Since his big league debut, Alvarez is slashing .295/.390/.588 in the regular season. That beats his postseason slash line in all three categories. What’s more, in the regular season, he has averaged 43 home runs per 162 games. In the playoffs, his average is a “mere” 34 per 162.
The gap between his postseason wRC+ (151) and his regular season wRC+ (166) is 15 points. Both numbers are terrific, but still, that’s a meaningful difference. It’s the gap between Bryce Harper and Ketel Marte. The gap between Marte and Ha-Seong Kim. The gap between Kim and Mauricio Dubón; between Dubón and David Peralta; between Peralta and Paul DeJong. You get the point.
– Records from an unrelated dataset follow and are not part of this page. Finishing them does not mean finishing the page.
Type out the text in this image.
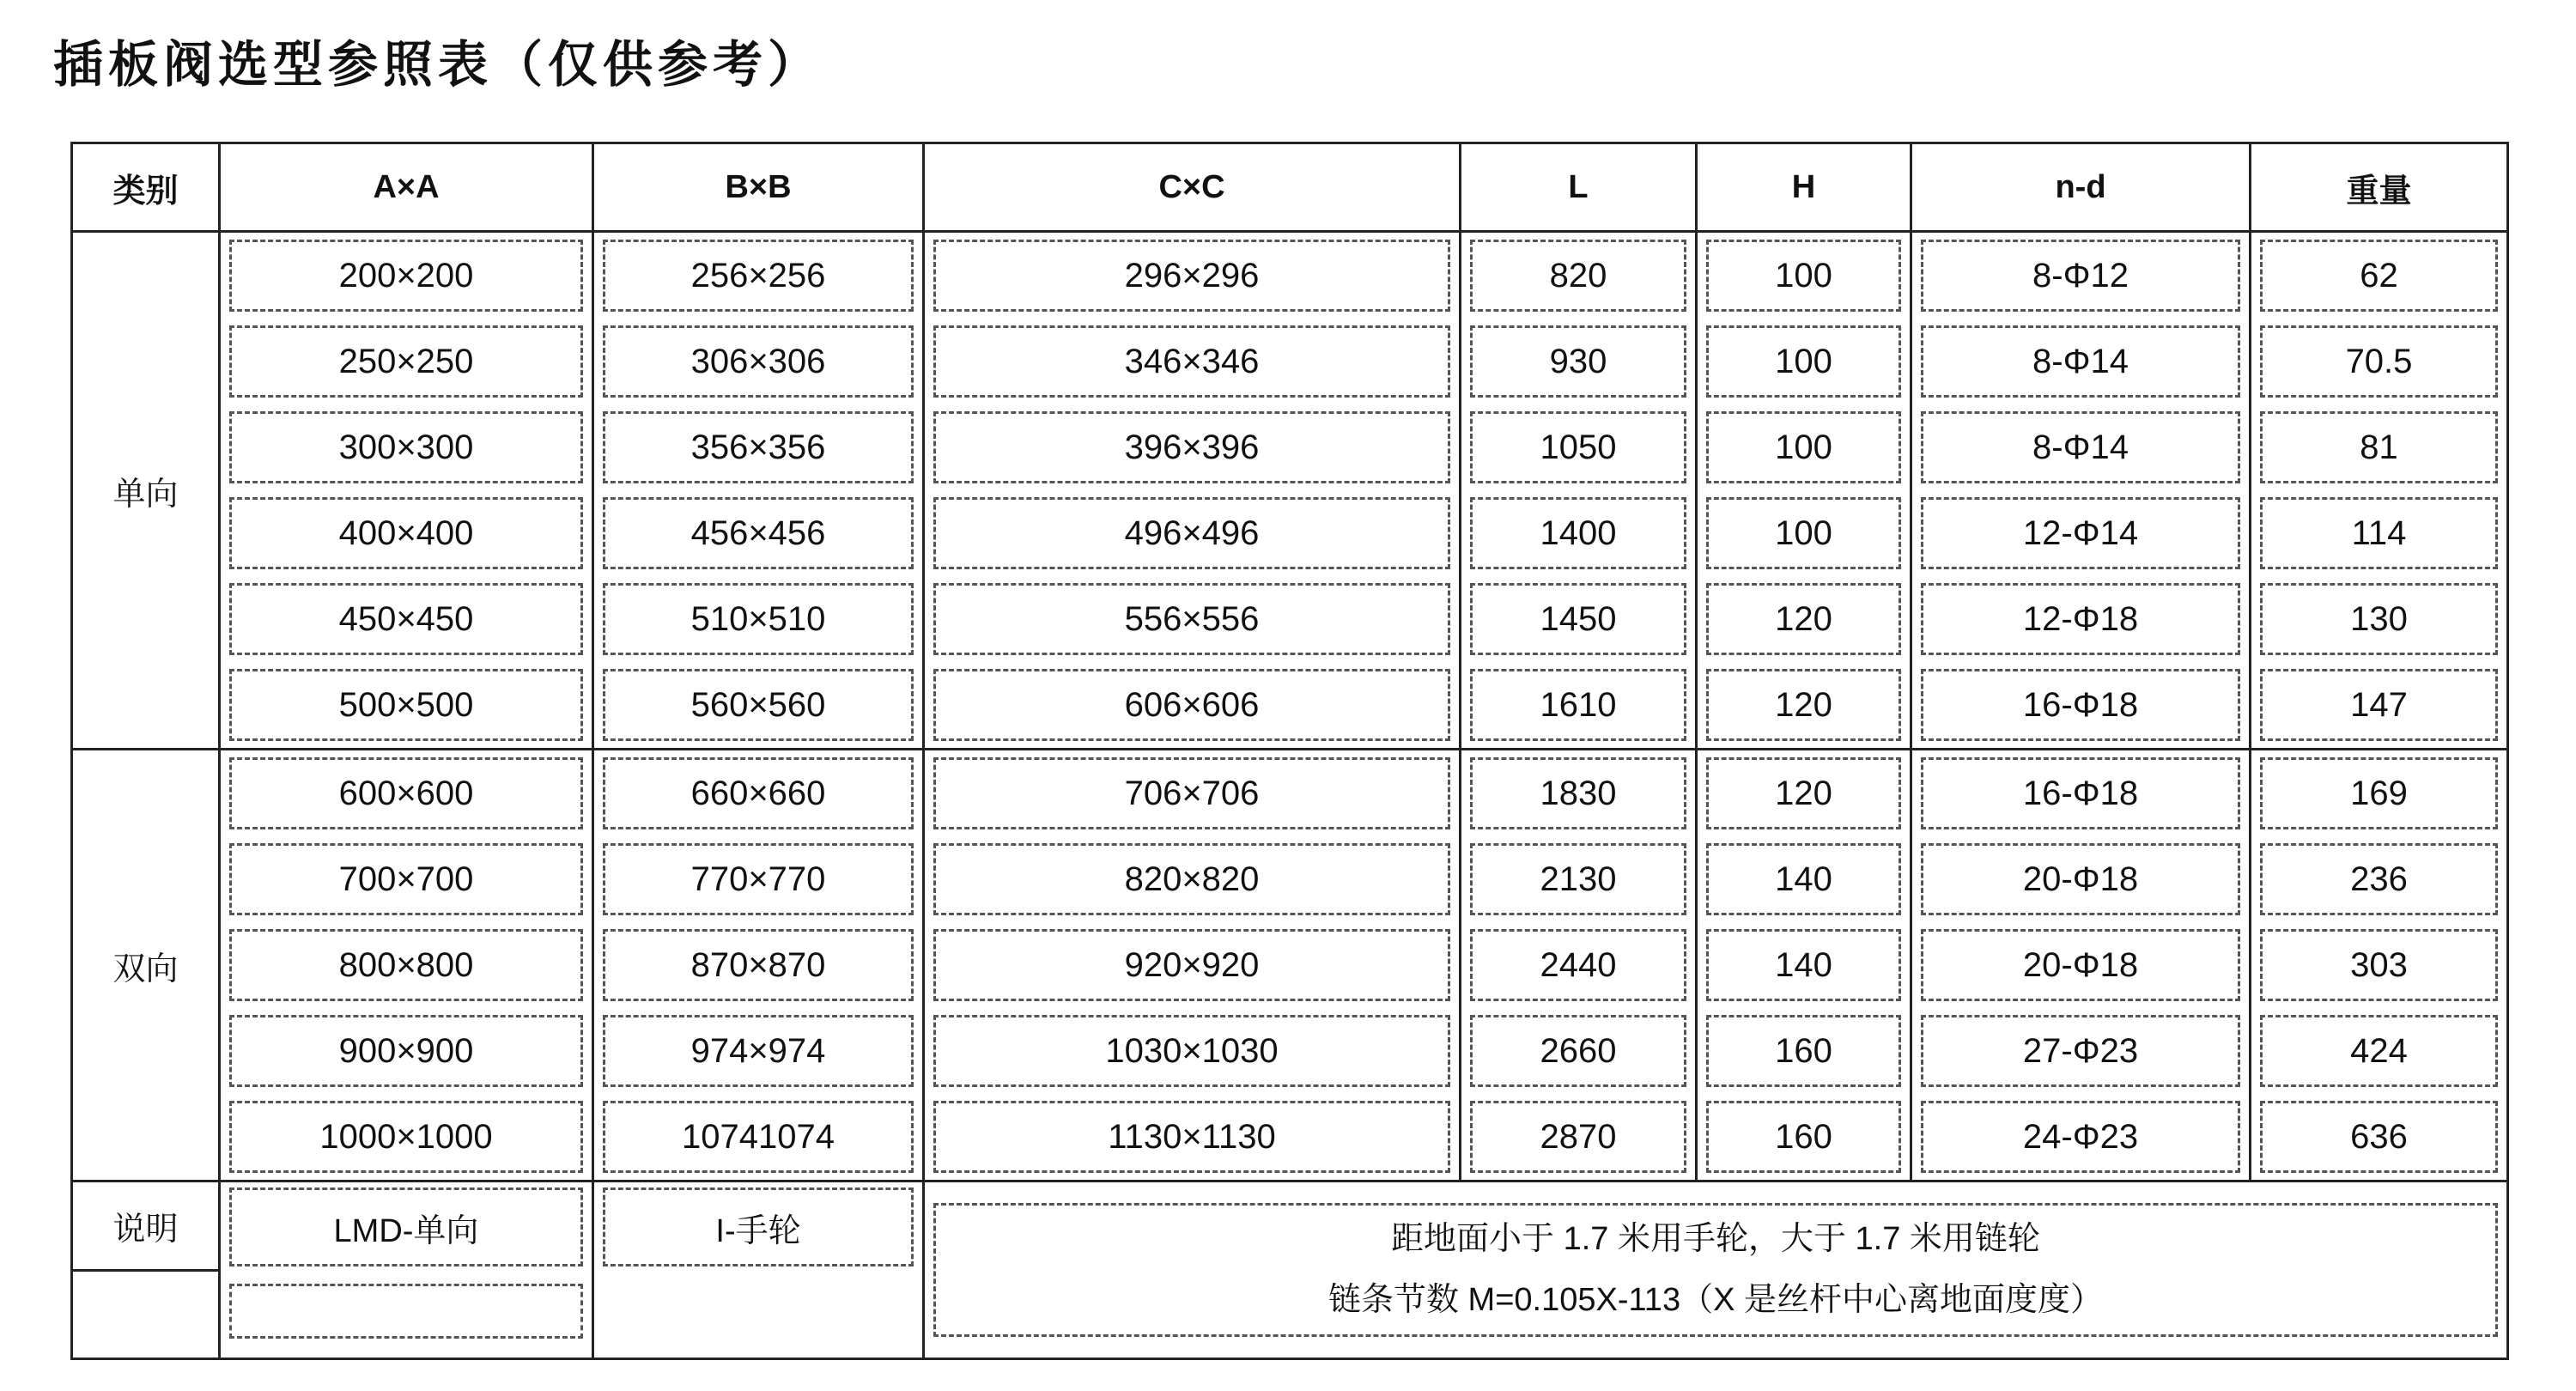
插板阀选型参照表（仅供参考）
类别	A×A	B×B	C×C	L	H	n-d	重量
单向	200×200	256×256	296×296	820	100	8-Φ12	62

250×250	306×306	346×346	930	100	8-Φ14	70.5

300×300	356×356	396×396	1050	100	8-Φ14	81

400×400	456×456	496×496	1400	100	12-Φ14	114

450×450	510×510	556×556	1450	120	12-Φ18	130

500×500	560×560	606×606	1610	120	16-Φ18	147

双向	600×600	660×660	706×706	1830	120	16-Φ18	169

700×700	770×770	820×820	2130	140	20-Φ18	236

800×800	870×870	920×920	2440	140	20-Φ18	303

900×900	974×974	1030×1030	2660	160	27-Φ23	424

1000×1000	10741074	1130×1130	2870	160	24-Φ23	636

说明	LMD-单向	I-手轮	距地面小于 1.7 米用手轮，大于 1.7 米用链轮
链条节数 M=0.105X-113（X 是丝杆中心离地面度度）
Postseason Yordan is awesome. But talking about “postseason Yordan” as if he is some sort of mythical demigod is kind of missing the point. Alvarez isn’t incredible in the playoffs. He’s just unbelievable all the time, and that includes October. All this talk about his postseason mastery is actually doing a disservice to his regular season dominance.
Lately, it has been a popular talking point on social media and postseason TV broadcasts to compare Alvarez with David Ortiz. That seems like high praise for Alvarez, another designated hitter in the early days of his career.
Ortiz is undoubtedly a playoff legend. He won three World Series titles, one World Series MVP, and one ALCS MVP throughout his Hall of Fame career.
Just looking at the postseason stats, it is both an apt comparison and a big compliment indeed:
At the same time, the comparison between Alvarez and Ortiz is missing a key piece of context. Ortiz had better career numbers during the playoffs than the regular season. That’s a big reason why his postseason performance was so special. His 140 wRC+ from April to September was still fantastic, but he turned things up a notch in October.
Alvarez, on the other hand? Well, we’ve already covered that. His postseason numbers are just the cherry on top of his regular season stat line.
In other words, comparing Alvarez to Ortiz is actually underselling the Astros slugger, as ridiculous as that sounds.
Through his age-26 campaign, Ortiz posted a 106 wRC+. His career-high in a single season was 175. Alvarez, meanwhile, has a 166 career wRC+, and his career-best is 185. He’ll have to keep this up if he wants to reach Ortiz’s counting stat totals, but he’s off to an excellent start.
Even during the very best stretches of his career, Ortiz was only matching what Alvarez has accomplished through his first five years in the majors. And that’s no knock on Ortiz. He’s in the Hall of Fame for a reason. But Alvarez is just that good.
Alvarez has been integral to his team’s postseason success over the past few years. He absolutely deserves credit and praise for his playoff performance. Still, the narrative about his postseason success makes it clear that his regular season dominance is flying under the radar. Somehow, Alvarez — a two-time All-Star, a Silver Slugger, and a former Rookie of the Year — is still underrated.
Perhaps it’s because the modern Astros are a baseball dynasty, and the story of the team is bigger than any one player. Perhaps it’s because Alvarez has spent his career in the shadows of Shohei Ohtani and Aaron Judge, a pair of MVPs. Whatever the explanation, there’s no reason Alvarez should also have to play second fiddle to his postseason self.
Alvarez has been great in the playoffs, but ultimately, that’s just covering up the real story: Whether it’s April or October, Yordan Alvarez is out of this world.